Here are a few other tips for teaching your child how to persist.
Size up the situation.
Paul J. Gerber, PhD, professor of Special Education and Disability Policy at the Virginia Commonwealth University in Richmond, VA, describes the importance of sizing up each situation to see whether you can adapt to it or make it adapt to you. This, he says, is an ”incubator,” a thought process for good problem solving. He calls it “learned creativity,” the opposite of learned helplessness where you give up because you think you’re prone to failure. (So, why try?) People with that mindset, he says, are often marginally adjusted to adulthood or become very dependent. But the closer you are to being able to shape situations for your best purposes, the more creative and successful is your approach to the world.
Try helping your child size up situations and develop a creative mindset by asking probing questions like these:
What’s missing for you to be successful in this situation?

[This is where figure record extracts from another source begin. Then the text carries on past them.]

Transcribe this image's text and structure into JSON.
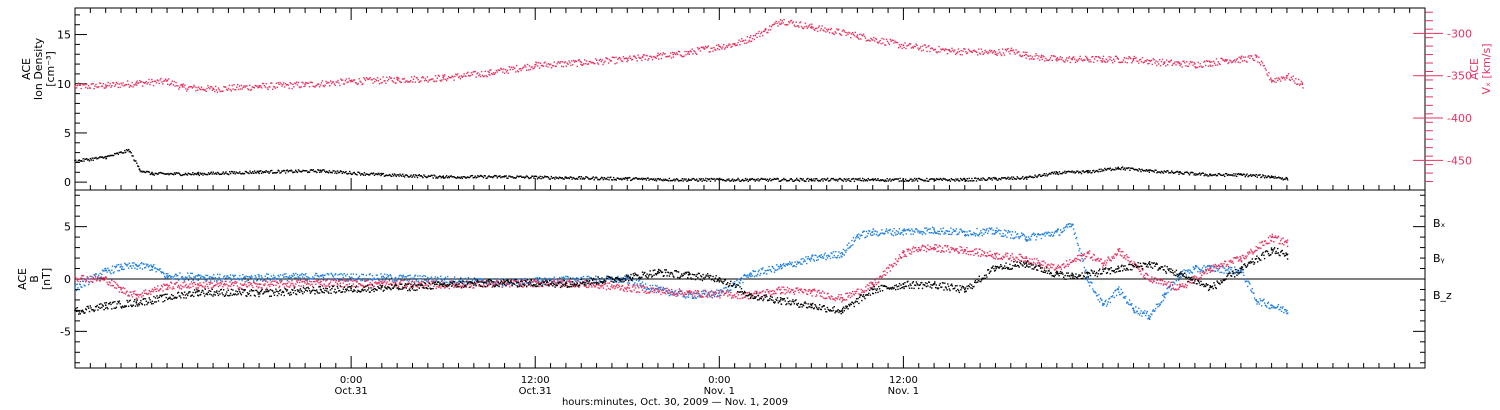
{
  "chart_data": [
    {
      "type": "scatter",
      "ylabel_lines": [
        "ACE",
        "Ion Density",
        "[cm⁻³]"
      ],
      "y_ticks": [
        0,
        5,
        10,
        15
      ],
      "ylim": [
        -0.8,
        17.7
      ],
      "y2label_lines": [
        "ACE",
        "Vₓ [km/s]"
      ],
      "y2_ticks": [
        -300,
        -350,
        -400,
        -450
      ],
      "y2lim": [
        -485,
        -270
      ],
      "series": [
        {
          "color": "#e8325f",
          "x": [
            0,
            2,
            4,
            6,
            7,
            9,
            12,
            15,
            18,
            21,
            24,
            27,
            30,
            33,
            36,
            37,
            38,
            39,
            40,
            41,
            42,
            43,
            44,
            45,
            46,
            48,
            51,
            54,
            57,
            60,
            61,
            62,
            63,
            64,
            65,
            66,
            67,
            68,
            69,
            70,
            71,
            72,
            73,
            74,
            75,
            76,
            77,
            78,
            79,
            80
          ],
          "y": [
            -362,
            -361,
            -358,
            -356,
            -363,
            -365,
            -362,
            -360,
            -356,
            -354,
            -352,
            -346,
            -337,
            -334,
            -330,
            -328,
            -326,
            -325,
            -322,
            -318,
            -315,
            -312,
            -305,
            -296,
            -284,
            -292,
            -302,
            -314,
            -320,
            -322,
            -320,
            -325,
            -328,
            -330,
            -330,
            -330,
            -330,
            -330,
            -330,
            -332,
            -334,
            -335,
            -336,
            -334,
            -331,
            -330,
            -328,
            -355,
            -350,
            -360
          ]
        },
        {
          "color": "#000000",
          "x": [
            0,
            2,
            3.5,
            4.2,
            5,
            8,
            12,
            16,
            20,
            24,
            28,
            32,
            36,
            40,
            44,
            48,
            52,
            56,
            58,
            60,
            62,
            64,
            66,
            68,
            70,
            72,
            74,
            76,
            78,
            79
          ],
          "y": [
            2.2,
            2.6,
            3.3,
            1.3,
            0.9,
            0.9,
            1.1,
            1.2,
            0.8,
            0.6,
            0.6,
            0.5,
            0.4,
            0.3,
            0.3,
            0.3,
            0.3,
            0.3,
            0.3,
            0.4,
            0.5,
            1.0,
            1.1,
            1.5,
            1.2,
            1.0,
            0.8,
            0.8,
            0.6,
            0.4
          ]
        }
      ]
    },
    {
      "type": "scatter",
      "ylabel_lines": [
        "ACE",
        "B",
        "[nT]"
      ],
      "y_ticks": [
        -5,
        0,
        5
      ],
      "ylim": [
        -8.5,
        8.5
      ],
      "legend": [
        "Bₓ",
        "Bᵧ",
        "B_z"
      ],
      "series": [
        {
          "name": "Bₓ",
          "color": "#000000",
          "x": [
            0,
            2,
            4,
            8,
            12,
            16,
            18,
            20,
            22,
            24,
            28,
            32,
            36,
            38,
            40,
            42,
            44,
            46,
            48,
            50,
            52,
            54,
            56,
            58,
            60,
            62,
            64,
            65,
            66,
            68,
            70,
            72,
            74,
            76,
            78,
            79
          ],
          "y": [
            -3.0,
            -2.5,
            -2.2,
            -1.2,
            -1.3,
            -1.0,
            -0.9,
            -0.8,
            -0.7,
            -0.5,
            -0.3,
            -0.4,
            0.2,
            0.7,
            0.4,
            0.1,
            -1.5,
            -2.0,
            -2.5,
            -3.0,
            -1.0,
            -0.5,
            -0.5,
            -1.0,
            1.2,
            1.5,
            0.5,
            0.3,
            0.5,
            1.0,
            1.5,
            0.5,
            -0.8,
            1.0,
            2.8,
            2.3
          ]
        },
        {
          "name": "Bᵧ",
          "color": "#1f80e0",
          "x": [
            0,
            2,
            3,
            4,
            5,
            6,
            8,
            10,
            12,
            16,
            20,
            24,
            28,
            32,
            36,
            38,
            40,
            42,
            44,
            46,
            48,
            50,
            51,
            52,
            54,
            56,
            58,
            60,
            62,
            64,
            65,
            66,
            67,
            68,
            69,
            70,
            71,
            72,
            73,
            74,
            76,
            77,
            78,
            79
          ],
          "y": [
            -0.8,
            0.8,
            1.2,
            1.3,
            1.2,
            0.3,
            0.3,
            0.1,
            0.2,
            0.3,
            0.2,
            0.0,
            -0.3,
            0.0,
            0.0,
            -1.0,
            -1.5,
            -1.3,
            0.5,
            1.2,
            2.0,
            2.5,
            4.2,
            4.5,
            4.6,
            4.7,
            4.5,
            4.6,
            4.0,
            4.5,
            5.2,
            0.0,
            -2.5,
            -1.0,
            -2.8,
            -3.5,
            -1.5,
            0.5,
            1.0,
            1.1,
            0.8,
            -2.0,
            -2.5,
            -3.0
          ]
        },
        {
          "name": "B_z",
          "color": "#e8325f",
          "x": [
            0,
            2,
            3,
            4,
            6,
            8,
            12,
            16,
            20,
            24,
            28,
            32,
            36,
            40,
            44,
            46,
            48,
            50,
            52,
            54,
            55,
            56,
            58,
            60,
            62,
            64,
            66,
            67,
            68,
            70,
            72,
            74,
            76,
            78,
            79
          ],
          "y": [
            0.2,
            0.0,
            -1.0,
            -1.5,
            -0.6,
            -0.5,
            -0.5,
            -0.3,
            -0.4,
            -0.5,
            -0.4,
            -0.3,
            -0.8,
            -1.3,
            -1.5,
            -1.0,
            -1.2,
            -1.8,
            -0.5,
            2.5,
            3.0,
            3.0,
            2.8,
            2.3,
            2.0,
            1.0,
            2.5,
            1.5,
            2.8,
            0.0,
            -0.8,
            1.0,
            2.0,
            4.0,
            3.5
          ]
        }
      ]
    }
  ],
  "x_axis": {
    "label": "hours:minutes, Oct. 30, 2009 — Nov.  1, 2009",
    "major_ticks": [
      {
        "t": 18,
        "time": "0:00",
        "date": "Oct.31"
      },
      {
        "t": 30,
        "time": "12:00",
        "date": "Oct.31"
      },
      {
        "t": 42,
        "time": "0:00",
        "date": "Nov. 1"
      },
      {
        "t": 54,
        "time": "12:00",
        "date": "Nov. 1"
      }
    ],
    "xlim": [
      0,
      88
    ]
  }
}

What would it take for you to complete this task?
Are there adjustments you could make in yourself, or could you change something so this works better for you?
What are you lacking in support? Where could you go to find it?
Break it up.
One of the best ways to encourage perseverance is to break up large projects into smaller steps. This makes them more manageable. Show your child how to “chunk” a large research project, by creating a checklist and putting specific tasks onto a calendar. This way, each completed step provides immediate results and a sense of accomplishment. Then it’s easier to keep going.
Rice says this need to break things up continues throughout high school and college. (And, it can often be applied in the workplace!) “We recommend that our students take no more than three classes at a time in college,” he says, referring to students with LD who struggle with multiple courses. This, combined with knowing how to ask for accommodations, can make the challenges of college much less daunting.